Newport's party heyday was shortlived, however. With the advent of personal income tax, families such as the Vanderbilts could no longer keep all their earnings and fund their lavish lifestyles. Over time, the money needed to hire the servants and throw the parties dwindled and the great houses fell into disrepair. In the 20th century, the Preservation Society of Newport County began campaigning for the preservation of these homes; the descendants of the once wealthy families donated their "cottages" as a tax write-off.

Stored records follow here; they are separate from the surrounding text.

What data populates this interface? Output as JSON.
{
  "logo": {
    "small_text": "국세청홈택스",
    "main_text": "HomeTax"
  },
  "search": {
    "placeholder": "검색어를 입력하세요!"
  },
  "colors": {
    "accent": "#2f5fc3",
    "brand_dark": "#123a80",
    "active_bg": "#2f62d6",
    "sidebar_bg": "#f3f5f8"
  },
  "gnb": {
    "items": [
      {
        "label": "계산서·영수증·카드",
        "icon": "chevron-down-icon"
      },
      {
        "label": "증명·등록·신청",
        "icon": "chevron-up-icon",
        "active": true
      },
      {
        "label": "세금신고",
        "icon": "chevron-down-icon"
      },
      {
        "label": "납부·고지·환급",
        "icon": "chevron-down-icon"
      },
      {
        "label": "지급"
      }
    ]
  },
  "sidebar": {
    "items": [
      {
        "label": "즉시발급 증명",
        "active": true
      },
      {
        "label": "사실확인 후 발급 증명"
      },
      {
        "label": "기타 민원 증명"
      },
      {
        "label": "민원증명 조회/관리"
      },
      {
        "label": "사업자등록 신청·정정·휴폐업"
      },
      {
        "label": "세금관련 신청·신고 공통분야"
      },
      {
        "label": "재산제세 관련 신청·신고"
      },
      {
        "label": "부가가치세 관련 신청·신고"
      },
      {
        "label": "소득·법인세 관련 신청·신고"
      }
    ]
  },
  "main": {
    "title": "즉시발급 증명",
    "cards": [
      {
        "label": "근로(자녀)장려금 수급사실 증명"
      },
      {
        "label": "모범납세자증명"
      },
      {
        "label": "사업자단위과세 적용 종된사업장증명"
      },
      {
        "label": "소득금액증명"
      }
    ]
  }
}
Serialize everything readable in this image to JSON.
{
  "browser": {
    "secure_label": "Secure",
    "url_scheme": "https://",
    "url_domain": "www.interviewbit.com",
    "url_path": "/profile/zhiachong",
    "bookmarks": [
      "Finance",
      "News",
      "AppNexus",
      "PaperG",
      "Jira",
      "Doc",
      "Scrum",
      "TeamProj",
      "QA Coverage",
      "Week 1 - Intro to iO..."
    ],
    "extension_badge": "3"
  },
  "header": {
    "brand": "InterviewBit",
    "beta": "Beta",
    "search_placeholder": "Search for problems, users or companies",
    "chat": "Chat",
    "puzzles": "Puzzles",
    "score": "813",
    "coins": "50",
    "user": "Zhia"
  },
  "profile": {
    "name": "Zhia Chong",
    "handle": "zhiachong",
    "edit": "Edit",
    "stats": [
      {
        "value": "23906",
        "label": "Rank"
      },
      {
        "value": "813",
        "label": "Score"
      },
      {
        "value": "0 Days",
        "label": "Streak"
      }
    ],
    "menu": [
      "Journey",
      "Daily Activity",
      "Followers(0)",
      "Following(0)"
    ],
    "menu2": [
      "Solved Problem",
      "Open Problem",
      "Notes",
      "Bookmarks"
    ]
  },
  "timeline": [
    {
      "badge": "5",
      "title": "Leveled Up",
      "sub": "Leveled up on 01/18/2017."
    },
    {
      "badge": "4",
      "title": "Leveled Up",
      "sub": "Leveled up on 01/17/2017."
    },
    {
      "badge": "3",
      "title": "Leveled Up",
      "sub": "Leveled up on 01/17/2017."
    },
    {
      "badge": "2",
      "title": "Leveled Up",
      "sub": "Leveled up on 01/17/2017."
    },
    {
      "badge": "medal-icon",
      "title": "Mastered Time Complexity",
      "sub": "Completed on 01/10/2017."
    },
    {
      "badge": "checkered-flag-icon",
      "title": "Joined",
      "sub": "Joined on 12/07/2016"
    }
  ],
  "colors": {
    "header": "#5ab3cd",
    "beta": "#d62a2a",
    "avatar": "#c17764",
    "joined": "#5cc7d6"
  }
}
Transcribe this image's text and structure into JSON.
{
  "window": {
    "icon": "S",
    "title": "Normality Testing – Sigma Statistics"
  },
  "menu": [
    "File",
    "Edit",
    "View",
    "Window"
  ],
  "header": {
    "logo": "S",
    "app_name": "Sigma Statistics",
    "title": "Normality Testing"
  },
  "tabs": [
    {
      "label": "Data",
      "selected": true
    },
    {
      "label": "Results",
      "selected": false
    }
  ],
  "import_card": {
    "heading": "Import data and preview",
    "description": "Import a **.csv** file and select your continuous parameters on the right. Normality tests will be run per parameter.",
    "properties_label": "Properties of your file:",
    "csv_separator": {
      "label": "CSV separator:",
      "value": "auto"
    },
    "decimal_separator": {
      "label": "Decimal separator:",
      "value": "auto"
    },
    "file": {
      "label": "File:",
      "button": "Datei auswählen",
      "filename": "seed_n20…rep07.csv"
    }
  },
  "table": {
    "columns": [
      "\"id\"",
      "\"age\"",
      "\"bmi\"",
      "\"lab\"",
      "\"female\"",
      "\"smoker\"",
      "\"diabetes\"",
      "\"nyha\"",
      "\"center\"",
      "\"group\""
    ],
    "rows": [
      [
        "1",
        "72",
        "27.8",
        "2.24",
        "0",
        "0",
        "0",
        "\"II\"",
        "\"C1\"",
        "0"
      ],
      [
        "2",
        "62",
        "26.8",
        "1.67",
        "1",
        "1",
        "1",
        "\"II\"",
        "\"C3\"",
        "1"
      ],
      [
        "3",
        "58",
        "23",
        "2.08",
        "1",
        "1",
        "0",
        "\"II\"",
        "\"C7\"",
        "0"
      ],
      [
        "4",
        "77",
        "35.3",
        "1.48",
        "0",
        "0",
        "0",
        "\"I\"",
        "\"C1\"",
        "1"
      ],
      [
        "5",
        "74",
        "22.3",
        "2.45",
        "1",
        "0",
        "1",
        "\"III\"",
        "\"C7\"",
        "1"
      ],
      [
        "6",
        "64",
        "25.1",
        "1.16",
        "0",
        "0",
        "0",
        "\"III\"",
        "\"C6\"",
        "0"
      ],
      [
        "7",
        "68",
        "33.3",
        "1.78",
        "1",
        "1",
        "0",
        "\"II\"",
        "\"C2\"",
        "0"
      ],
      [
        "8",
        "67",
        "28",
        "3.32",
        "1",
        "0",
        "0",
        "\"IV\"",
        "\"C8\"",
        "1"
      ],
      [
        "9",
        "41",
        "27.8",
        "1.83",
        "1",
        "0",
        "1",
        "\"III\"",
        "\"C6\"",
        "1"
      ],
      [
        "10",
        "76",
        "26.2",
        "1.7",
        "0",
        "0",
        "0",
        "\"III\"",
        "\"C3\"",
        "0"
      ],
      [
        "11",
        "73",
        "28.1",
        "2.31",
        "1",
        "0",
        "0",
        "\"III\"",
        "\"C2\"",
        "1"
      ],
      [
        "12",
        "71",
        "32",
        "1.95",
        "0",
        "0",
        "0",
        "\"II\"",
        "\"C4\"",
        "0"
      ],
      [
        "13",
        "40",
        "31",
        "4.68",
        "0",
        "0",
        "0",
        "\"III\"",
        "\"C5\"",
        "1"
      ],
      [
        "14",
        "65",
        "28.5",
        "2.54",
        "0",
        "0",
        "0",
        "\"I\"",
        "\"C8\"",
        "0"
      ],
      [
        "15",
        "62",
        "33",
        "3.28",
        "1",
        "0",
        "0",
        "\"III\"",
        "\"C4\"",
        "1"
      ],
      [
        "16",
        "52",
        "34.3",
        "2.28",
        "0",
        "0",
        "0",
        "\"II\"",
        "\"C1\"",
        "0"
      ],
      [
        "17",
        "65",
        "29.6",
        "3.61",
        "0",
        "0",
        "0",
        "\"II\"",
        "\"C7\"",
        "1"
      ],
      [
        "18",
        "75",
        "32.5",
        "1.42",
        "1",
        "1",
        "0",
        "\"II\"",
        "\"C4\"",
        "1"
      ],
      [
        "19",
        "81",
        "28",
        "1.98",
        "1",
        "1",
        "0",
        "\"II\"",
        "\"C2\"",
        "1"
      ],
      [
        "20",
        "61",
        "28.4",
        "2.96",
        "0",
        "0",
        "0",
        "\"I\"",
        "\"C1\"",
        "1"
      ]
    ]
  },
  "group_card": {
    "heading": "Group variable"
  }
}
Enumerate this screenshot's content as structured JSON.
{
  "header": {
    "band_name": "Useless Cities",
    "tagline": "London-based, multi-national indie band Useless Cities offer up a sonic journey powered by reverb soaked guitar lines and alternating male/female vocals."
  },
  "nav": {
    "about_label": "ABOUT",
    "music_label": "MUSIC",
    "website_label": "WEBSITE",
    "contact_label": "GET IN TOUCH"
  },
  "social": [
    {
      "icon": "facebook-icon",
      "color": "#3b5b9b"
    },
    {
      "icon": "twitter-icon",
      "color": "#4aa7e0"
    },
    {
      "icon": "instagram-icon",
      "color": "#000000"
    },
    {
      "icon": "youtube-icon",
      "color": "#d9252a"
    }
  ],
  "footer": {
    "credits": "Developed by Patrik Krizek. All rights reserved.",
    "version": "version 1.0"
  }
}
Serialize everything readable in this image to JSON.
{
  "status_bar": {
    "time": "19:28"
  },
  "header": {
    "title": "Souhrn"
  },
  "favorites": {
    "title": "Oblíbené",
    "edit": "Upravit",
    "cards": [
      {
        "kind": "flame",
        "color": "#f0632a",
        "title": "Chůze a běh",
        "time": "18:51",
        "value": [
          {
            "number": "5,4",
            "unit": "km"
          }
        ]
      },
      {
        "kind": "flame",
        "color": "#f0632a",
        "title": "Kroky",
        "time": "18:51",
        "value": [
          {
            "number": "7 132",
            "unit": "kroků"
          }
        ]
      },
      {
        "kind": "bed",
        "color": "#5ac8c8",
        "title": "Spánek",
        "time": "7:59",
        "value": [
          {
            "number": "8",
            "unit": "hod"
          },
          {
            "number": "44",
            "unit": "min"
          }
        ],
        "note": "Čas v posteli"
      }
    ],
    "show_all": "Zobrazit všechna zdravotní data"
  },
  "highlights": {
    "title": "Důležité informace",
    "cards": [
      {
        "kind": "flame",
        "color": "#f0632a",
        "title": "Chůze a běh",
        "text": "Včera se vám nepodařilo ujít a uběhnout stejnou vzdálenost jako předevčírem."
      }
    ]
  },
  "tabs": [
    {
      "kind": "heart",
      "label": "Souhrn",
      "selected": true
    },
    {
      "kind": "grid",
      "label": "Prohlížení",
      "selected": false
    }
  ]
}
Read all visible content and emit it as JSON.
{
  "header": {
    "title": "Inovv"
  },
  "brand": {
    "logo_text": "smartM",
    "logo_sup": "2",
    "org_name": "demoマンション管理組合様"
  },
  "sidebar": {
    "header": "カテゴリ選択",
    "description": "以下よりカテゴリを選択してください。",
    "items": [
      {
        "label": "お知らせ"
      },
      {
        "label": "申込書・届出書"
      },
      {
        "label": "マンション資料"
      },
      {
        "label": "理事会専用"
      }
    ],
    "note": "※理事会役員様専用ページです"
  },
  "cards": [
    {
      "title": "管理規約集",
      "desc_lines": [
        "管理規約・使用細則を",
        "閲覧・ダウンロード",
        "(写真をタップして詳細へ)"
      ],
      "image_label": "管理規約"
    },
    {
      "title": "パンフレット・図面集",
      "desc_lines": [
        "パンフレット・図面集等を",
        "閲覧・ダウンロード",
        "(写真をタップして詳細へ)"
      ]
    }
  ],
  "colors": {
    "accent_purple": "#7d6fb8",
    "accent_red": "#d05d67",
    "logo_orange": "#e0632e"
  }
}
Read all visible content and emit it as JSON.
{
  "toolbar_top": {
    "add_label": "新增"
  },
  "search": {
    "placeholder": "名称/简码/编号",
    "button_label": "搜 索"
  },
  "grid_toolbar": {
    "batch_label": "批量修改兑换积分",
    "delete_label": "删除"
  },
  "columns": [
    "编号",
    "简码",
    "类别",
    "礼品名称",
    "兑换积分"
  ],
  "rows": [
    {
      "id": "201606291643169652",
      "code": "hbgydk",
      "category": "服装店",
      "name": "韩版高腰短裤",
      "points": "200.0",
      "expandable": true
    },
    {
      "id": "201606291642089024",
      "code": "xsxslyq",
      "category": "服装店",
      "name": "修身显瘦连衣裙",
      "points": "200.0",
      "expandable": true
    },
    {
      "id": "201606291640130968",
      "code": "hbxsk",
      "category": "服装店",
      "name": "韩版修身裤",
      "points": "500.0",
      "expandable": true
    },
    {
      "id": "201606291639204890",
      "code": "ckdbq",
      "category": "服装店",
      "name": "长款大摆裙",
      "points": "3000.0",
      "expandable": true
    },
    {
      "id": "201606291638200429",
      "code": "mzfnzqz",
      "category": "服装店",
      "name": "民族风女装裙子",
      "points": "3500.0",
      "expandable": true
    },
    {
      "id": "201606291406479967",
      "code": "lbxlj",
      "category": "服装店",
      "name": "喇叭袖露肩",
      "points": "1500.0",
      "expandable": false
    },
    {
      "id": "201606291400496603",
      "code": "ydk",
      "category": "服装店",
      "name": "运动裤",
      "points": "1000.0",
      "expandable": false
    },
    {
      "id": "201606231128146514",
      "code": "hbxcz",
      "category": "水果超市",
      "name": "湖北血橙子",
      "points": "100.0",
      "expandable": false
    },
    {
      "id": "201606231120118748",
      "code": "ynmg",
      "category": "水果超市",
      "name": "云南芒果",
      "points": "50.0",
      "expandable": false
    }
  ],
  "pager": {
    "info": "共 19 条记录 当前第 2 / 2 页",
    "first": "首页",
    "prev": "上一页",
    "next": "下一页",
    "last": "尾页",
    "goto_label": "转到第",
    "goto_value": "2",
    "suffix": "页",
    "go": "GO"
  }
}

There are ten mansions in all, but in the interest of time we chose to focus on two: The Breakers
, which was the largest of them all, and Rosecliff, which we'd heard was charming. I still shake my head when I think of the Breakers—it was just so immense and extravagant a structure, and the grounds so beautiful. The rooms—ornate, furnished with antiques and custom European-inspired furniture—all blur into one another in my mind, but I do remember the butler's pantry vividly. This one room where the servants lined up banquet dishes to be served, plated food, and stored the china in endless glass cases was two floors high and bigger than a standard Vancouver townhome. A room big enough for a family of four to live in, and it was just used to store china!The boy, who had never been to Europe, was gobsmacked. "Ridiculous," he kept saying. "Ridiculous." Despite the obvious opulence, for me the biggest luxury of the place was the view: The mansion was perched on a huge expanse of green lawn right next to a cliff overlooking the Atlantic Ocean. It was endless blue sea, as far as the eye could see.
Even though we wanted to linger at the Breakers, we forced ourselves to eat a quick lunch and move onto the next mansion, Rosecliff. Rosecliff was much smaller in scale but no less appealing, with its heart-shaped staircase and immaculate grounds and party room. The Robert Redford version of The Great Gatsby was filmed here and the space is still available to rent out for special events such as weddings. From the verdant lawns of Rosecliff we made our way to the Cliff Walk winding its way across the backyards of all the Newport mansions, drinking in that blue, blue Atlantic Ocean view once reserved for the 19th century's one percent.
Gilded Age glamour and Edith Wharton charm aside, Newport feels like a yacht resort town, albeit with more historical buildings and funny little side streets. (How quaintly New England.) We decided to go into town and splurge on dinner: a prime aged steak for him, and a whole lobster for me. This was my first time eating a whole lobster—not just a lobster tail—and wow. The lobster cracker was nearly defeated by the freakishly hard claws. By the time I realized how messy it was going to get, my hands were wrist-deep in lobster stuff and I had to ask the boy to tuck a napkin in my collar to protect my white top. And here's another thing I learned: lobster meat has a lot of white cartilage in it that's not very tasty at all and very hard to tell apart from lobster meat in dim candlelight. After accidentally chewing on cartilage once or twice, I learned to pick out the cartilage—rough and starchy-feeling—from the plump, firm lobster meat.
Looking back on our Newport day, I wouldn't have done it any other way. It was the perfect balance of outdoors time (the topiary garden, the cliff walk), mind-blowing opulence (the Breakers), and romantic charm (Rosecliff). And, a lobster! The fact that we would spend the next couple days in Boston was bittersweet: No more day trips, but we'd get a chance to get to know Beantown a lot better.